George Stephens (1800–1851) was an English author and dramatist. He enjoyed little apparent success, but one of his dramas played a part in the campaign of the Syncretic Society to lift licensing restrictions in London, and have more serious and new drama performed.

==Life==
Stephens was born at Chelsea, London on 8 March 1800; much of his life remains obscure. In later life he suffered reverses of fortune. He died at Pratt Terrace, Camden Town, London, on 15 October 1851. His widow Ellen died on 11 August 1866, aged 56. They had a son and daughter.

==Works==
Three works published under the pseudonym of St. John Dorset have been thought early productions by Stephens. At least two of them, The Vampire: a tragedy, 1821, and Montezuma: a tragedy, 1822, have also been taken to have been written by Hugo John Belfour; and the third, a volume of poems, to be a joint production of Belfour and Stephens.

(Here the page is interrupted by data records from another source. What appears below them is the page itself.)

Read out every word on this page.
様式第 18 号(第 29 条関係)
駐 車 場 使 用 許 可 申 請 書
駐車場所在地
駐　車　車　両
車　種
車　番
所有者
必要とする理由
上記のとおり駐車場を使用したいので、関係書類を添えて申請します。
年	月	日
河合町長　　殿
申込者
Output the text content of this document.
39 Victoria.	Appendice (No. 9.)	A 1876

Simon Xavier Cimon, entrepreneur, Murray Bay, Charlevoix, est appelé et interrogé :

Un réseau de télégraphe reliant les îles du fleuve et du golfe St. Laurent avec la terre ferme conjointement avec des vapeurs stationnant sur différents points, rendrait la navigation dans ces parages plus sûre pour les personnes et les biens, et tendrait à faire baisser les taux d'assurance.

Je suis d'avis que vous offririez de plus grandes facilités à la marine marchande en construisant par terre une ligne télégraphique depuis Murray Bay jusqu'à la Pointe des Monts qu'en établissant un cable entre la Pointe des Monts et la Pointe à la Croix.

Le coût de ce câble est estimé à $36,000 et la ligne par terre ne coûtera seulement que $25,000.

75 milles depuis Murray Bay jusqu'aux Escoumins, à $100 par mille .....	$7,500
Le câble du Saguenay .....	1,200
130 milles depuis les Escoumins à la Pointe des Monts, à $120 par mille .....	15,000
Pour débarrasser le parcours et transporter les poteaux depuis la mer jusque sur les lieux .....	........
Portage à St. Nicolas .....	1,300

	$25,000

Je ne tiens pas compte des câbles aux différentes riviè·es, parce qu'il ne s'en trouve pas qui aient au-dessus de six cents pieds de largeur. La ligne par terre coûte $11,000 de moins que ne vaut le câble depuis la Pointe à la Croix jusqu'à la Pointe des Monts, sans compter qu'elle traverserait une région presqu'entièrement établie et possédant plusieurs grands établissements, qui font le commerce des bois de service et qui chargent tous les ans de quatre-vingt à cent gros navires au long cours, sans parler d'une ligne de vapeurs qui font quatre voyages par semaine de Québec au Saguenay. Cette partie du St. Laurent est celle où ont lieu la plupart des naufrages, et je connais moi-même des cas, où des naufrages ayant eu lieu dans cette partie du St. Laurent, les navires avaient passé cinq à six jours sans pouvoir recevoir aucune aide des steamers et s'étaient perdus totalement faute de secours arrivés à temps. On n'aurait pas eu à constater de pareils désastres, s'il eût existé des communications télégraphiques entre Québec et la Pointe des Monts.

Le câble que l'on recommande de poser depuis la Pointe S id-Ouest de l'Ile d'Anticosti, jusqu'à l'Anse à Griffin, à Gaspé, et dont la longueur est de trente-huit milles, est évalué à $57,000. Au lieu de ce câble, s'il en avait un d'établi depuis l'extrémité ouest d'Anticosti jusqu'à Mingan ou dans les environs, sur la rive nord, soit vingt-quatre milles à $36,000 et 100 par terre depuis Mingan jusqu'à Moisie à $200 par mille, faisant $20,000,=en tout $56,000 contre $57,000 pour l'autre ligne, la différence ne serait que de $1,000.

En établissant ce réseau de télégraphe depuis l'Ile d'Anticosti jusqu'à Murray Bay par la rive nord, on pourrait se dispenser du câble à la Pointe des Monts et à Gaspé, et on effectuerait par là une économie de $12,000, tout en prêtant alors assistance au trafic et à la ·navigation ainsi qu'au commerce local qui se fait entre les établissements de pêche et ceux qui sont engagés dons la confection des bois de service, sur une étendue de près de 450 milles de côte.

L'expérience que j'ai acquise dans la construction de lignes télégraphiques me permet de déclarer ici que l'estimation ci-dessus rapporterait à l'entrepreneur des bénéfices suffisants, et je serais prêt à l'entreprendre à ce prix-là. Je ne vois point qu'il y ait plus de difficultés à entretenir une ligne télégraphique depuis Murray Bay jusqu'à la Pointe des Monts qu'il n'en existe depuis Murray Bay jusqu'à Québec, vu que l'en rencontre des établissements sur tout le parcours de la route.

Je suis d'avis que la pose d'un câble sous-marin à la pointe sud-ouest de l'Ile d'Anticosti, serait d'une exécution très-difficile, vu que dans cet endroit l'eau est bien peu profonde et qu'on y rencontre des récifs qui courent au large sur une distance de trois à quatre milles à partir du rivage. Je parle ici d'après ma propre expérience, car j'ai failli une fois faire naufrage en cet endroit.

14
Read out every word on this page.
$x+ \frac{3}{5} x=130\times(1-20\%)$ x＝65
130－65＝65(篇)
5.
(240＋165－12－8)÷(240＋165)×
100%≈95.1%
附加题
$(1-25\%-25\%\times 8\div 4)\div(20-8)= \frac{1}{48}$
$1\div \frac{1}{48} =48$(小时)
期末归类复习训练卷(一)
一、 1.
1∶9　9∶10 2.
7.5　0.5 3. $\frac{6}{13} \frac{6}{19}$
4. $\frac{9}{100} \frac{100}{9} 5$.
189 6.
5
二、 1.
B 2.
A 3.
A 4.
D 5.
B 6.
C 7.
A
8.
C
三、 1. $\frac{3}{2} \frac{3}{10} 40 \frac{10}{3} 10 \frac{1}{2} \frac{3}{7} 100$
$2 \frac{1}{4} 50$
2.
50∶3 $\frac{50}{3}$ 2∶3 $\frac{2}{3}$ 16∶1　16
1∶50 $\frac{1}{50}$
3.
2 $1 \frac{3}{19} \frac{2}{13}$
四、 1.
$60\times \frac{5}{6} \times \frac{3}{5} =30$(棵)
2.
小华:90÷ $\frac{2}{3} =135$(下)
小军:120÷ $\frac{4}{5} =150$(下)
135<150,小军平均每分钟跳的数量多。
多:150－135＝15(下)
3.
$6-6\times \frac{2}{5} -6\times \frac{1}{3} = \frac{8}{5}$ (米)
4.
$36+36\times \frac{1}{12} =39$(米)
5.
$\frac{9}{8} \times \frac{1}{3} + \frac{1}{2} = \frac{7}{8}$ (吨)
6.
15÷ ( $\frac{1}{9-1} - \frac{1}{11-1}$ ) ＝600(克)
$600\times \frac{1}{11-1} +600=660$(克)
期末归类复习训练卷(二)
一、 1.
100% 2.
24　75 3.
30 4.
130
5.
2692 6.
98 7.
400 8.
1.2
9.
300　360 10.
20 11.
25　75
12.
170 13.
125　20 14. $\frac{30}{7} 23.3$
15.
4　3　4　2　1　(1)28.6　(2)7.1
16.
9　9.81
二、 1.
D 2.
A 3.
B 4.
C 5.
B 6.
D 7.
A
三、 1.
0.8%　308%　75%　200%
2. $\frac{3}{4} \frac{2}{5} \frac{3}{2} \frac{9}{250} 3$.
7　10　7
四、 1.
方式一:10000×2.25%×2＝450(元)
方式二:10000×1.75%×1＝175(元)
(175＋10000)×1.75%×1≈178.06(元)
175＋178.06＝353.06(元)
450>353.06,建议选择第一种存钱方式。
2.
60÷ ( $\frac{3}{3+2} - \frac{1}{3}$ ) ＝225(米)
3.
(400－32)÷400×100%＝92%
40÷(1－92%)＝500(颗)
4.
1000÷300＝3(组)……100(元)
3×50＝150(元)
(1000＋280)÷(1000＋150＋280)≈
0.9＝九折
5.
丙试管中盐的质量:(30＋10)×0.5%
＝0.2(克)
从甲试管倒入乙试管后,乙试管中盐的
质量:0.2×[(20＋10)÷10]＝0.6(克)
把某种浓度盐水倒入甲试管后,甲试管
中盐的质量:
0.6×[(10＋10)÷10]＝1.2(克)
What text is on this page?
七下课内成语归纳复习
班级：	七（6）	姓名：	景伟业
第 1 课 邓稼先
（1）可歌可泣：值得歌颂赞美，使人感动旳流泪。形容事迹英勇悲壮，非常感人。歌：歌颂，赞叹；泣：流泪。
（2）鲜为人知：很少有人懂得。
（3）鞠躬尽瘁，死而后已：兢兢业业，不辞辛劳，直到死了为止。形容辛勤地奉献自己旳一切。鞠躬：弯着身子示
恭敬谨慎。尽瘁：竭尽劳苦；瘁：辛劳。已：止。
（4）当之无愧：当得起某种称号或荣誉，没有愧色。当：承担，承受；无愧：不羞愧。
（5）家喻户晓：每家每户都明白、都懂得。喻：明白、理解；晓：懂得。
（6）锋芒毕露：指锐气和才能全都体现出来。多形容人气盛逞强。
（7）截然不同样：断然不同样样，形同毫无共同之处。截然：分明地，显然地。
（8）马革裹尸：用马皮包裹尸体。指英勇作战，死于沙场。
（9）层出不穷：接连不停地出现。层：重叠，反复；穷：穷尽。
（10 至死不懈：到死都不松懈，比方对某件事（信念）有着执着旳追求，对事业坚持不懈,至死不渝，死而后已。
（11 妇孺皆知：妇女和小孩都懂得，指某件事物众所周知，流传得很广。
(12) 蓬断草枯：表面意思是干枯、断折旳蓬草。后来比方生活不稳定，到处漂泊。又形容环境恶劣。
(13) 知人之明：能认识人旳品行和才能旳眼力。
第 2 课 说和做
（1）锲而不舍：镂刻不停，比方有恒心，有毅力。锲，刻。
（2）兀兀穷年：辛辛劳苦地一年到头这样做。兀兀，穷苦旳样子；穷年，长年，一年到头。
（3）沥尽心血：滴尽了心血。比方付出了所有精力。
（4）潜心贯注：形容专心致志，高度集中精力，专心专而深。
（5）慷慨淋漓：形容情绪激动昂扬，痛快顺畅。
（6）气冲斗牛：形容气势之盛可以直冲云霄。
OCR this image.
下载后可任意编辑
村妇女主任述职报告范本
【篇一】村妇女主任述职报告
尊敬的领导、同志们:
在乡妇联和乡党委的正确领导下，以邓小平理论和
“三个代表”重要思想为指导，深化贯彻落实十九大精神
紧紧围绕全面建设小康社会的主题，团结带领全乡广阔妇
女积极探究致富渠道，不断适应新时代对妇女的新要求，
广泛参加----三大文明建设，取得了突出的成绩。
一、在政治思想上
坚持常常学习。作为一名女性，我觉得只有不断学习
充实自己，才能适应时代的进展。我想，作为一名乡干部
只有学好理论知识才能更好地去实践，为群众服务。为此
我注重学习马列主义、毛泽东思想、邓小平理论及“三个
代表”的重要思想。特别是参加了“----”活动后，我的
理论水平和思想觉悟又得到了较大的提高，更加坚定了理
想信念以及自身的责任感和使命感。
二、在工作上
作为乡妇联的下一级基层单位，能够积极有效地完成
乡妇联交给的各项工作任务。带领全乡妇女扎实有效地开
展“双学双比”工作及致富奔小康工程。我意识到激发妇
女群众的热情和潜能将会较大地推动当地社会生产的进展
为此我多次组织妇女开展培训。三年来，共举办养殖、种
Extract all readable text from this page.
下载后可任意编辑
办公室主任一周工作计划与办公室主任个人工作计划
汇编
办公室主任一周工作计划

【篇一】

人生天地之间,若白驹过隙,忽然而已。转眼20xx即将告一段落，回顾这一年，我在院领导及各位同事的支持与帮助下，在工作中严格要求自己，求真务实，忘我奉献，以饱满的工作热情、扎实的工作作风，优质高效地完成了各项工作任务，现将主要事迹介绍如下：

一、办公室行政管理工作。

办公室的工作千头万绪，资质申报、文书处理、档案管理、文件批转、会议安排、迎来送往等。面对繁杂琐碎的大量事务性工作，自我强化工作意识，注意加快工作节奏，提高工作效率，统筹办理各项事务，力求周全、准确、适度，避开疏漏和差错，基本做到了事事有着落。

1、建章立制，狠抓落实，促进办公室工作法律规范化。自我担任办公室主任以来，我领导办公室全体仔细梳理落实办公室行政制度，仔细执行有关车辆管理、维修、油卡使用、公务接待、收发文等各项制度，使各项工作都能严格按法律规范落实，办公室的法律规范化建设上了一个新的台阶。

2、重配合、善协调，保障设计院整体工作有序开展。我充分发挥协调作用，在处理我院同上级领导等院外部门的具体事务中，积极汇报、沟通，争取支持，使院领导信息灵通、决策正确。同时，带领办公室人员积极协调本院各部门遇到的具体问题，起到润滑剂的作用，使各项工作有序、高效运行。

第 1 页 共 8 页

In 1835 Stephens published The Manuscript of Erdély, a romance, 3 vols. This was followed by The Voice of the Pulpit, being Sermons on various subjects, 1839 (preface dated Bromley Hall, Herts, 28 November 1838); Gertrude and Beatrice, or the Queen of Hungary: a tragedy in five acts, 1839; and Père La Chaise, or the Confessor, 1840, 3 vols.

On 26 August 1841 Stephens saw his tragedy Martinuzzi, or the Hungarian Daughter produced at the English Opera House. Martinuzzi was an attempt, backed by the "Syncretic Society" of litterateurs, to break an existing monopoly in theatrical London. By the device of introducing songs, it was gratuitously converted into a musical drama, to get round the law which limited the performance of five-act dramas to the three "patent houses" and the Haymarket Theatre. Samuel Phelps and Mary Amelia Warner took the main roles, and the piece kept the stage for a month, though the critics were not impressed.

In 1846 Stephens wrote Dramas for the Stage, two privately printed volumes containing Nero, Forgery, Sensibility, and Philip Basil, or a Poet's Fate, four tragedies; Self-Glorification, a Chinese play; and Rebecca and her Daughter, a comedy. He also wrote the introduction to the Church of England Quarterly Review, 1837, with an article, "The Slumber of the Pulpit". Other works were The Patriot, a tragedy, 1849; and The Justification of War as the Medium of Civilisation, 1850.